The Native Forum team on Etsy is participating in an 'Artists Exposed' treasury this coming November. That is a gathering of listings where the lead picture is a shot of the artist themselves, rather than the item. It lets folks get to know one another a little bit better. I didn't participate last year (my native blood dates back to the 1800's, so I always feel like a visitor to the team), but got my guts up to play along this time. But I wanted to have a new piece of art work for the listing.
So, I took the time this week to transform this gourd:
The gourd was originally grown in Casa Grande, Arizona. I scrubbed it down, sawed it open, scooped out the innards, and cleaned and sanded it up. Then I dyed the bowl inside and out with a half dozen blended colors of leather dye, and sealed it with several light layers of clear spray. The darker streaks down the outside of the gourd were inspired by a phenomenon called 'desert varnish', which is a dark patina that forms on cliff faces in arid climates.
I sewed a decorative chevron rim treatment in waxed linen.
Then came the fun part.
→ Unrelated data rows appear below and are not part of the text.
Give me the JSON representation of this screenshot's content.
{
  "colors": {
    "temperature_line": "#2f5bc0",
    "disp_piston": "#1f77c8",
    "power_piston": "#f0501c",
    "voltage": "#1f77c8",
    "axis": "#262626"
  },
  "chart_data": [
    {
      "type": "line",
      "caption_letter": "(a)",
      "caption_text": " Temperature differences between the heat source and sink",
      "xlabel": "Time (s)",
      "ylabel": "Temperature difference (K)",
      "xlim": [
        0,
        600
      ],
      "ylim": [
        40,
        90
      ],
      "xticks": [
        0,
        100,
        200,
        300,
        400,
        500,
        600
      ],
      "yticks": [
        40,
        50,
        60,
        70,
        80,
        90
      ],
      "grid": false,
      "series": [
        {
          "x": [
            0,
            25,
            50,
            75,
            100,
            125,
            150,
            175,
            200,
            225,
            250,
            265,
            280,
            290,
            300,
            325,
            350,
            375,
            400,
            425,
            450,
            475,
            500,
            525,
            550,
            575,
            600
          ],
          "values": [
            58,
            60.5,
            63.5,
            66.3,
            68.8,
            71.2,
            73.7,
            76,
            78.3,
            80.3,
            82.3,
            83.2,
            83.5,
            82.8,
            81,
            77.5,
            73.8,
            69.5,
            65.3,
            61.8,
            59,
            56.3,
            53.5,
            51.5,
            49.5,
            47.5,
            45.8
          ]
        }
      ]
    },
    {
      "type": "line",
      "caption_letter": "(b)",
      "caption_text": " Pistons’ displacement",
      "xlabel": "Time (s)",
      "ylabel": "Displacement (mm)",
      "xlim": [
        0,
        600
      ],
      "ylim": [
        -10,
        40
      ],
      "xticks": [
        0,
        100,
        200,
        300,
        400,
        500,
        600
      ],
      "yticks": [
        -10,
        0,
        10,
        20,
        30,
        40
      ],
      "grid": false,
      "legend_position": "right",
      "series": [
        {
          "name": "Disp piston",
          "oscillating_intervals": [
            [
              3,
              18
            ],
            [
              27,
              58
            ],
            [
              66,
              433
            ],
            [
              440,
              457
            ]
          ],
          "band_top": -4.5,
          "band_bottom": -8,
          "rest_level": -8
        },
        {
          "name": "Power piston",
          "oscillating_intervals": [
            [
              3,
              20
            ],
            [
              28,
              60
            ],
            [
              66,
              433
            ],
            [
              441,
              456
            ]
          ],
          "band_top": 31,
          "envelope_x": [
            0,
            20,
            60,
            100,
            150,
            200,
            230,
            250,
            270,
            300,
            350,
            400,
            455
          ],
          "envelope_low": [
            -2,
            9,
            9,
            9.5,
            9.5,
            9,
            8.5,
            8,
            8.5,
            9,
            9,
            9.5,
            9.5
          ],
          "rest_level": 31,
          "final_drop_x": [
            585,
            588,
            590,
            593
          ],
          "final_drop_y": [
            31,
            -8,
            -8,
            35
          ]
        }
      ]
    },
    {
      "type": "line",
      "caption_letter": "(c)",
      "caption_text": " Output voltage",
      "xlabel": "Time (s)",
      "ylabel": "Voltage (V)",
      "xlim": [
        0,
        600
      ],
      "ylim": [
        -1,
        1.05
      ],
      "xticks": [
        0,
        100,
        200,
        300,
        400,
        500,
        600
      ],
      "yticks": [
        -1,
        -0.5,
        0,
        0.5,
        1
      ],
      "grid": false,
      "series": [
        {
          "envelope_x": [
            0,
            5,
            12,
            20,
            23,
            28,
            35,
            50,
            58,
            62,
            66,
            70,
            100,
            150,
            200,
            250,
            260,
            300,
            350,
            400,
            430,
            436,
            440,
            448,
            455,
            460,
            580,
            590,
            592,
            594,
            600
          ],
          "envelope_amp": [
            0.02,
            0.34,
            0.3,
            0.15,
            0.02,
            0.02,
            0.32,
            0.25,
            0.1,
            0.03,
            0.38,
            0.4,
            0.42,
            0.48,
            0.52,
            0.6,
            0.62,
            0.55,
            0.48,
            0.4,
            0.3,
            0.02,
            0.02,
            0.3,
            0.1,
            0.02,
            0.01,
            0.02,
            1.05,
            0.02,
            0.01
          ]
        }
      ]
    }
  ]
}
I regularly go hiking in the White Tank Mountain Regional Park, located just west of Phoenix, Arizona. If you look carefully when you are on the trails, you can spot ancient petroglyphs that were carved into the desert varnish by the Hohokam Indians, probably somewhere between A.D. 500 - 1100. Rangers say that some of the images may actually be up to 10,000 years old. I have collected many pictures of the petroglyphs, and for this bowl I went back through my albums for inspiration.
I sketched the symbols on the gourd, and then carefully drilled holes along my lines. It adds a nice texture to the gourd during the day...
but the bowl really comes alive at night. The next pictures are of the bowl in low light conditions, with a tap light inside of it. With light streaming from inside, the ancient images take on a glowing new life.
You can find the bowl at http://www.etsy.com/listing/84957986/for-artists-exposed-gourd-bowl-with
For my own 'Glowing Petroglyphs' piece I use a votive candle on a stand inside, which makes a lovely warm and flickering light. But the gourds are flammable. I don't leave mine unattended, but for safety's sake I sell the gourds with a tap light included instead of a candle.